The dating culture paradigm in most cultures is what I blame for the majority of the distress that exists in dating, whether trying to find someone or whether already with someone. I blame the dating culture paradigm for most of the problems that exist with dating/relationships today because it was formulated out of social gender role constructions. Social gender role constructions manufacture sexism against both sexes, not just women. As a result we see in this sexist attitude about why it is acceptable for one gender to behave in a certain way but not the other. Social gender role constructions also seem to make exceptions when it comes to respect and dignity, since SGRC deem it as being more important to play out your correct gender role than actually having a truly loving relationship. I bring up SGRC here because it is still extremely prevailent in magazines, dating advice ‘experts’, the net, the media, tv, etc despite being the year 2012.

Coloma's avatar

—@Paradox25 Agree. The “old” way of relationship is obsolete, and I also agree that biology is not an excuse for not being able to help oneself. Reality based relationships operate on a regular “evaluation” of how well each parties needs are being met in the present moment, and mature decisions are made without need for deceptive practices.

Paradox25's avatar

@Coloma What shocks me (and one of the reasons why I continue to live like a recluse) is how many people (especially other guys) seem to value how they started their relationship more than the actual value of the relationship itself. When the game becomes more important than other people’s feelings than nothing good will ever come from this.

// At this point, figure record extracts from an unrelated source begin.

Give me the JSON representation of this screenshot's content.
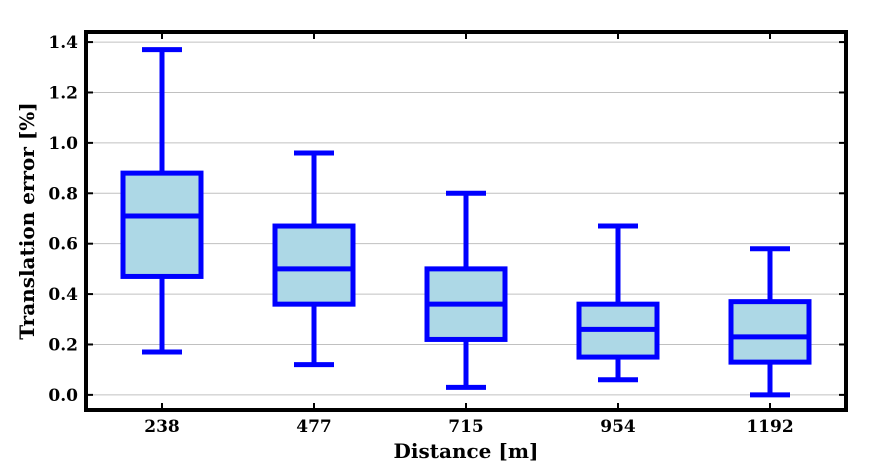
{
  "chart_data": {
    "type": "boxplot",
    "xlabel": "Distance [m]",
    "ylabel": "Translation error [%]",
    "ylim": [
      -0.06,
      1.44
    ],
    "yticks": [
      0.0,
      0.2,
      0.4,
      0.6,
      0.8,
      1.0,
      1.2,
      1.4
    ],
    "ytick_labels": [
      "0.0",
      "0.2",
      "0.4",
      "0.6",
      "0.8",
      "1.0",
      "1.2",
      "1.4"
    ],
    "grid": "horizontal",
    "categories": [
      "238",
      "477",
      "715",
      "954",
      "1192"
    ],
    "boxes": [
      {
        "category": "238",
        "whisker_low": 0.17,
        "q1": 0.47,
        "median": 0.71,
        "q3": 0.88,
        "whisker_high": 1.37
      },
      {
        "category": "477",
        "whisker_low": 0.12,
        "q1": 0.36,
        "median": 0.5,
        "q3": 0.67,
        "whisker_high": 0.96
      },
      {
        "category": "715",
        "whisker_low": 0.03,
        "q1": 0.22,
        "median": 0.36,
        "q3": 0.5,
        "whisker_high": 0.8
      },
      {
        "category": "954",
        "whisker_low": 0.06,
        "q1": 0.15,
        "median": 0.26,
        "q3": 0.36,
        "whisker_high": 0.67
      },
      {
        "category": "1192",
        "whisker_low": 0.0,
        "q1": 0.13,
        "median": 0.23,
        "q3": 0.37,
        "whisker_high": 0.58
      }
    ],
    "colors": {
      "box_fill": "#add8e6",
      "box_edge": "#0000ff",
      "grid": "#c0c0c0",
      "frame": "#000000"
    }
  }
}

I’m not saying that all infidelity is the result of games and lack of feelings but I do feel that there is a correlation between social gender role construction and the majority of relationship/dating problems that we see today.

Coloma's avatar

@Paradox25 Agreed, again. lol Yep, this is one reason, aside from liking my space and freedom, that I have not pursued romantic relationship the last handful of years. Very few PEOPLE do any personal or self awareness growth work, and I’m not willing to engage with those that have not with my current level of awareness.